“I shall see him better if I study him from a distance,” said Uncle Samuel. “He’s too large to see properly close to,” and he went—voted selfish by all because he would not help in the entertaining. “Of course I’m selfish,” said Uncle Samuel. “No one else cares tuppence about me, so where should I be if I didn’t look after myself?”
In any case their Uncle Percy actually was shut into the drawing-room, and five minutes later the children were sent for.
It had not been intended that Hamlet should enter with them, but he had a way of suddenly appearing from nowhere and joining, unobtrusively, any company that he thought pleasant and amusing. To-day, however, he was anything but unobtrusive; at the sudden shock of that red flaming figure with legs spread wide across the centre of the carpet he drew himself together and barked like a mad thing. Nothing would quiet him, and when Jeremy dragged him into the passage and left him there he still barked and barked and barked, quivering all over, in a perfect frenzy of indignation and horror. He had then to be taken to Jeremy’s bedroom on the top floor and shut in, and there, too, he barked, stopping only once and again for a howl. All this disturbed Uncle Percy’s greeting of the children, but he did not seem to mind. It was obvious at once that nothing could upset him. Jeremy simply could not take his eyes off him, off his brown, almost carroty, hair that stood on end almost like an aureole, off his purple cheeks and flat red nose and thick red neck, off his flaming purple tie, his waistcoat of red and brown squares, his bulging thighs, his tartan socks. This his father’s brother, the brother of his father who sat now, the dim shadow of a shade, pale and apprehensive upon the sofa. The brother of his father! Impossible! How could it be possible?
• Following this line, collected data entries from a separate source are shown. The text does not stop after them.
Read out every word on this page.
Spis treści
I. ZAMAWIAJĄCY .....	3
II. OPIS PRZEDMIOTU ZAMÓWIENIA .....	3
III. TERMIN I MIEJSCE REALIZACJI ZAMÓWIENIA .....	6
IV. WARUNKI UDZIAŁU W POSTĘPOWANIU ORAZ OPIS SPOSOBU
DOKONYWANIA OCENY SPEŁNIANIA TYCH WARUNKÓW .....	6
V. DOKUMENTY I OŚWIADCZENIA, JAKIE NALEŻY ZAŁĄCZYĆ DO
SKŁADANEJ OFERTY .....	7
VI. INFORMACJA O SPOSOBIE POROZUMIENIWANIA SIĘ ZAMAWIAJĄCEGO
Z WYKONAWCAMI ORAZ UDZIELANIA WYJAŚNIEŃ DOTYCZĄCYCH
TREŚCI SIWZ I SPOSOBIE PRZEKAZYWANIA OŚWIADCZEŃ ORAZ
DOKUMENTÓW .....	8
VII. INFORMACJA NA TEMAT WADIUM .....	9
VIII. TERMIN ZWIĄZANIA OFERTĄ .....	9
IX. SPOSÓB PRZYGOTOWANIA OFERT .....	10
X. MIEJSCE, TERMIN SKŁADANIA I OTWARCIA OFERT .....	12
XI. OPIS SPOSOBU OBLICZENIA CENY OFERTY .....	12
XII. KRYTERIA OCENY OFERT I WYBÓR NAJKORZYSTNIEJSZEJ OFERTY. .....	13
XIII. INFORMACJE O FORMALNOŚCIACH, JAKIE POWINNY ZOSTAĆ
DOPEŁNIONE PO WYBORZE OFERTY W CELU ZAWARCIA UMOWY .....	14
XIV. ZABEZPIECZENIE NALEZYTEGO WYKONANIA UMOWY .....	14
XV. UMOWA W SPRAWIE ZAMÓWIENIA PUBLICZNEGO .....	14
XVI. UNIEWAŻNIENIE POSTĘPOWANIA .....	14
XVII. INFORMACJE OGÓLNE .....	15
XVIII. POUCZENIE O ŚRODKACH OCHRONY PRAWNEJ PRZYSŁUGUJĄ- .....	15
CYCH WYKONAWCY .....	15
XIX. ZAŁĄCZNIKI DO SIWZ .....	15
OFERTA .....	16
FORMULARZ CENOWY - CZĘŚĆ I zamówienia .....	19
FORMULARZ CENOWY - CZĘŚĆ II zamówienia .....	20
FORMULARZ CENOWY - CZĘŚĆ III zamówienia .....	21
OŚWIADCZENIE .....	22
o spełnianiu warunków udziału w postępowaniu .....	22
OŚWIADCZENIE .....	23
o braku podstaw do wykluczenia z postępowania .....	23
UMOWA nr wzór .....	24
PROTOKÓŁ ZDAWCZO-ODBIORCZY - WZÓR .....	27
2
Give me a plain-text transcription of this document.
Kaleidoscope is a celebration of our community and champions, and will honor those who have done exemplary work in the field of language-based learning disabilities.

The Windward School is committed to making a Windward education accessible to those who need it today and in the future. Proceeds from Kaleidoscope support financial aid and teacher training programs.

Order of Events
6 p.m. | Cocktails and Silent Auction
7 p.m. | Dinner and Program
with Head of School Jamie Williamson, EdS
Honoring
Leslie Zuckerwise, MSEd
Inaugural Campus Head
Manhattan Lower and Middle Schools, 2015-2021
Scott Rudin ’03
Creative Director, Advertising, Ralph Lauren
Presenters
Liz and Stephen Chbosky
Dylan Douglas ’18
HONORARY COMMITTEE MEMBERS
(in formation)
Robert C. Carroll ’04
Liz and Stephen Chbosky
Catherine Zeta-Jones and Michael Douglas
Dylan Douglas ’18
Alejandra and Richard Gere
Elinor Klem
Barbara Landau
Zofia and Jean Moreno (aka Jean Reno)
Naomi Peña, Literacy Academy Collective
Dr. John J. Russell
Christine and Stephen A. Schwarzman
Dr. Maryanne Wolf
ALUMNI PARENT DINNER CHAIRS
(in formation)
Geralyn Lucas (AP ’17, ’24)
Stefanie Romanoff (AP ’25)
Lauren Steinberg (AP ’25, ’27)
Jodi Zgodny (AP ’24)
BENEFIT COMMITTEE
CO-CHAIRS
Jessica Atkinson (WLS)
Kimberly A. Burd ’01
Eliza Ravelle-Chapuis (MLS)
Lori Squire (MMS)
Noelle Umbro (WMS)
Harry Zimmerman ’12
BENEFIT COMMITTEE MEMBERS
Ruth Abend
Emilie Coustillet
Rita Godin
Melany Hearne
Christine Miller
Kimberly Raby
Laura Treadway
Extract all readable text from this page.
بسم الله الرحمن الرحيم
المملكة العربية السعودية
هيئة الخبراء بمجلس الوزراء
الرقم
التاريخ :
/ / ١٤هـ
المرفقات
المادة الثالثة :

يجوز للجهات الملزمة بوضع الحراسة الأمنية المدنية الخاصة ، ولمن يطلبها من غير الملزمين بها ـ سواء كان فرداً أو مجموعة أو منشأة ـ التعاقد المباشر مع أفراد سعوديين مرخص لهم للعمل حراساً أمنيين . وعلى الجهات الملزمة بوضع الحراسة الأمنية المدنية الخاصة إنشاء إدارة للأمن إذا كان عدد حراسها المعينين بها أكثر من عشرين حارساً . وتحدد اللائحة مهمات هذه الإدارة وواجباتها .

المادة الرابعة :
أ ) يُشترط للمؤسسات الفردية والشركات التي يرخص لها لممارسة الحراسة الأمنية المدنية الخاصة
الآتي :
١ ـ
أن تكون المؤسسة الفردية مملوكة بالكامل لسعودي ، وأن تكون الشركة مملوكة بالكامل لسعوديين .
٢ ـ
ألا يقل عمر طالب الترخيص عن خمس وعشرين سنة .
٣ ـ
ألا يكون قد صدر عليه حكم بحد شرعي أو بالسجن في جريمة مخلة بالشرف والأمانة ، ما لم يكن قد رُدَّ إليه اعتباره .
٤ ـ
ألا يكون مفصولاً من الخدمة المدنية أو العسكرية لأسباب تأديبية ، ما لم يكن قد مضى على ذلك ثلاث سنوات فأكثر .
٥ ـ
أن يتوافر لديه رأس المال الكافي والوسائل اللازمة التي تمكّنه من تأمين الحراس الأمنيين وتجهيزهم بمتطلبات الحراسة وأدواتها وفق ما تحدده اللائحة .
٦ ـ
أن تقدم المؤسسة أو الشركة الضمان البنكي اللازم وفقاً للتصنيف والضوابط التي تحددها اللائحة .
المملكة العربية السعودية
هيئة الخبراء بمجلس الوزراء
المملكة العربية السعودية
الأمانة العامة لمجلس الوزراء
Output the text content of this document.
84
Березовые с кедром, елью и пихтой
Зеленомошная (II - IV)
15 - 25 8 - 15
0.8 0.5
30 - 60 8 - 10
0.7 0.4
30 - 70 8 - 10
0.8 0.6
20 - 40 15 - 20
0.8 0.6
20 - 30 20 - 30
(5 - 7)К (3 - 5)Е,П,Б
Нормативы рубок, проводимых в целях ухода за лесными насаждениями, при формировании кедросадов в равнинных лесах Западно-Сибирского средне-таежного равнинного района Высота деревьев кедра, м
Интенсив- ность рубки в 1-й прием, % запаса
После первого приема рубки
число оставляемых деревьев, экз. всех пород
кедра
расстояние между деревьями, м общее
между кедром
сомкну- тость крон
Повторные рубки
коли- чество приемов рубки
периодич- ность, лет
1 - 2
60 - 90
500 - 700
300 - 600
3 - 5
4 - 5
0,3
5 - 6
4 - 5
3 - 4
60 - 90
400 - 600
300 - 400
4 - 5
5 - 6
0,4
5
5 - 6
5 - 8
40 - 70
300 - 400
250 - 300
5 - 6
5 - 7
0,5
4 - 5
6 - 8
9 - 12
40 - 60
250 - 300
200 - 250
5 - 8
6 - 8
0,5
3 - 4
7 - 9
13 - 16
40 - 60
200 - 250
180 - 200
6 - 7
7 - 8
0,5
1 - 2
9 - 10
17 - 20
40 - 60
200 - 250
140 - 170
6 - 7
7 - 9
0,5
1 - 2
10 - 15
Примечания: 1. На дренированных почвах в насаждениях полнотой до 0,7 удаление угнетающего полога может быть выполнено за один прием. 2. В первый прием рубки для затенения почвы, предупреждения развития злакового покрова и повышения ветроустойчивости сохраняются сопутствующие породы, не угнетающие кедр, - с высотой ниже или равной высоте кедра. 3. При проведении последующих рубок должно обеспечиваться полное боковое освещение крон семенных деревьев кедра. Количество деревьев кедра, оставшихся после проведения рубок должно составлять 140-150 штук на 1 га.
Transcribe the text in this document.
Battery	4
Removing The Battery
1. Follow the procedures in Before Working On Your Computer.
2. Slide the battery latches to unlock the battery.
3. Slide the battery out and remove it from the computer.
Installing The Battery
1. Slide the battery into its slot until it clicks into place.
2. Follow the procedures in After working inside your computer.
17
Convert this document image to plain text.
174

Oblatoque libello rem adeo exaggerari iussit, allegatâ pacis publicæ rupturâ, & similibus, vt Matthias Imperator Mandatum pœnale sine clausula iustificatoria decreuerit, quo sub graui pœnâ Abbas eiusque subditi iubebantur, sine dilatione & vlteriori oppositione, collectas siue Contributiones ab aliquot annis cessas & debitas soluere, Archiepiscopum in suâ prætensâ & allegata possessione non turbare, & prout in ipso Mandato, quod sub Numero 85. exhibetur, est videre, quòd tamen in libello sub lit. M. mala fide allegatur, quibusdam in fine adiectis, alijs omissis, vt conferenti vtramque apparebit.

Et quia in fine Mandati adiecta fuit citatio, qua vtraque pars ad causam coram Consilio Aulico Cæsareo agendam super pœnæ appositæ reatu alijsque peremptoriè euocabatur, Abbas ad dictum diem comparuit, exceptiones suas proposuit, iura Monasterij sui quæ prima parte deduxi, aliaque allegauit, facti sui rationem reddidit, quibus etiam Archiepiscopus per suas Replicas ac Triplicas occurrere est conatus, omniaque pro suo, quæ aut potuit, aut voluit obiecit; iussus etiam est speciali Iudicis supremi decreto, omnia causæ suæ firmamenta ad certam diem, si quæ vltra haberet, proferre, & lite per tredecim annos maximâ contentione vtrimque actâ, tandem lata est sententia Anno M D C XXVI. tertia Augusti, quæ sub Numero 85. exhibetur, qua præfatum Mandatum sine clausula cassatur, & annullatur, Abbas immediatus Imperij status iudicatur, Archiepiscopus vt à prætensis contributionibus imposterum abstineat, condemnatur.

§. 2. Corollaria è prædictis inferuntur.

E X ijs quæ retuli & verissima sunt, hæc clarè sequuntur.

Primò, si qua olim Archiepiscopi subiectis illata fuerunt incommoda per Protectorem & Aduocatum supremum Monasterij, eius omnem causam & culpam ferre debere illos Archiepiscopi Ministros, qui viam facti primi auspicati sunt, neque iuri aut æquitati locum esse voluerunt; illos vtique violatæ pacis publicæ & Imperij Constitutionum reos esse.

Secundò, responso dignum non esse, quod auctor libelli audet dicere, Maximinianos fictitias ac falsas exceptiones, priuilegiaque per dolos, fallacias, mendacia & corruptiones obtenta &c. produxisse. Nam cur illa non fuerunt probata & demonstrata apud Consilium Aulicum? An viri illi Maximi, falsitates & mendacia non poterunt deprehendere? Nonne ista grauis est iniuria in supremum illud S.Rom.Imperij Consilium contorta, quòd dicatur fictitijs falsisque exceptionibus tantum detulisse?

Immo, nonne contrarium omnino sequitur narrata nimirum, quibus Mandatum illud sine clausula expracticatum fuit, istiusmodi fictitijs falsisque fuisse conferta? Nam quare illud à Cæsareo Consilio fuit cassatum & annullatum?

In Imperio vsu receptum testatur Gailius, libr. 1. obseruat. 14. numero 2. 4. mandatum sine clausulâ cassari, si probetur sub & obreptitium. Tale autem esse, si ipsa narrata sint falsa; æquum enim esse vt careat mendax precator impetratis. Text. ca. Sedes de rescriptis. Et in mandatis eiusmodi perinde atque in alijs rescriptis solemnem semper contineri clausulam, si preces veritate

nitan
“Well, kid, what are you staring at?” came suddenly to him. “Know your old uncle again, hey? Think you’ll recognize him if you meet him in the Strand, ho? Know him anywhere, won’t you, ha? A likely kid that of yours, Herbert. Come and talk to your uncle, boy—come and talk to your uncle.”
Jeremy moved across the carpet slowly; he was deeply embarrassed, conscious of the solemn gaze of Aunt Amy, of Helen and Mary. A great red hand fell upon his shoulder. He felt himself suddenly caught up by the slack of his pants, held in mid-air, then dropped, cascades of laughter billowing meanwhile around him.
“That’s a fine boy, hey? That’s what we do to boys in New Zealand to make ’em grow. Want to grow, hey? Be a bigger man than your father, ho? Well, that won’t be difficult, anyway. Never were much of a size, were you, Herbert? Well, boy, go to school?”
“Yes,” said Jeremy.
“Like it?”
“Yes,” said Jeremy.
“Bully the boys smaller than yourself?”